Kagungan Dalem Gamelan
K. K. KANCILBELIK
Acquired during the Reign of Sultan Hamengku Buwana I
Type: common practice
There exists a wonderful legend about this much revered gamelan pusaka of the Kraton Yogyakarta which explains why K.K. Kancilbelik (Mouse Deer in a Pond) was given its unusual name. When Sultan Hamengku Buwana I (known at that time as Pangeran Mangkubumi) was still waging war with the Dutch prior to the establishment of Yogyakarta, his soldiers reported the presence of a mouse deer (kancil) on the southern slope of Mount Lawu. His Highness took a bow and arrow and shot the deer. The deer was hit above its right rear leg but, even though lame, still managed to run. It plunged into a small pond (belik) below a kapok tree, and when it emerged from the pool it was no longer lame and continued running. Mangkubumi sensed that this pond possessed the power to heal wounds and ordered his followers to broaden it for bathing. His men made the pond much wider, but before long they came across numerous bronze gamelan gongs and keys (without their casings) in the pond. Later, these gongs and keys were repaired and additional new ones were fabricated to make a complete set. Its new casings depicted a mouse deer plunging into a pond below a kapok tree with crows perched in its branches. In this legend, the found instruments are implied to be the source of the pond's curative powers and thus possessed of supernatural energy. As if this association is not sufficient to make it an extraordinary entity, the ensemble's connection to the First Sultan just prior to the founding of the Yogyakarta court certainly contributes to its mystique. Additionally, there exists a whole literature of didactic folktales about the kancil in which this creature plays the role of a trickster, so its presence in the legend surrounding K.K. Kancilbelik could potentially introduce further layers of meaning to a Javanese familiar with the kancil tales.

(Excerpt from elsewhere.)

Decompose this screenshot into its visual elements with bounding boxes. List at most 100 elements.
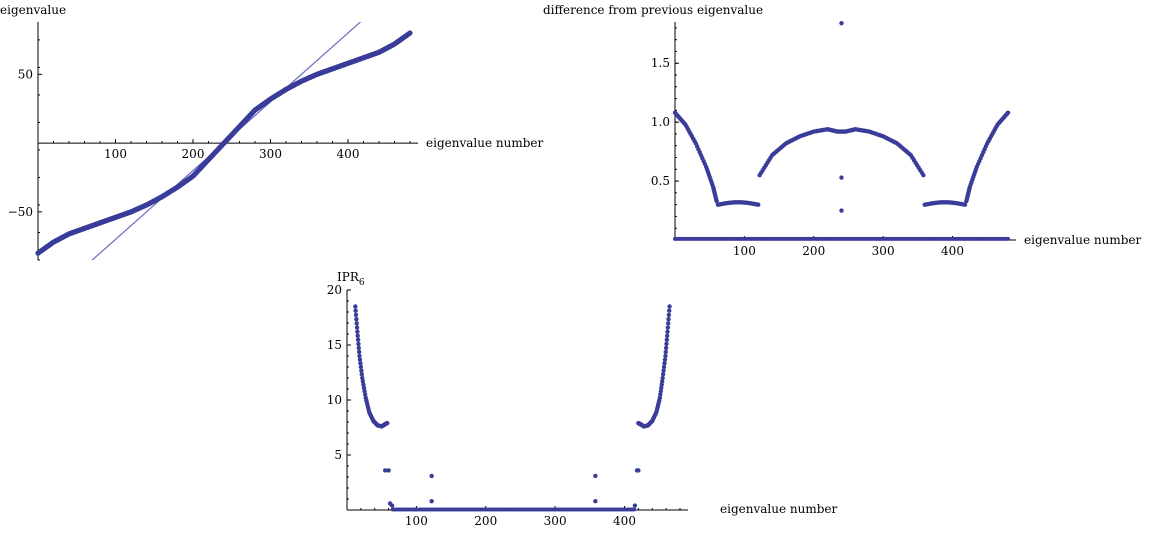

This common practice gamelan is often paired with the gamelan sléndro K.K. Surak when used to provide music for private royal family ceremonies. Like K.K. Surak, it had instruments added to it in the 1920s, during the reign of the Eighth Sultan, to make its instrumentation fully up to date.
K.K. Kancilbelik is painted green with gold highlight. The main figural carving is that of a deer, usually half submerged in water. Two crows with seeds in their beaks are seen above the deer on many of the instruments of this set. Similar images of birds, possibly symbolizing the fecundity of the Sultan, are found on the walls of the pleasure palace, Taman Sari, built by the First Sultan. On the front board of the gendèr the royal emblem (lambang) of the Eighth Sultan is worked in over a red background. This is because new casings for this set were made during his reign, at the same time the new instruments were added.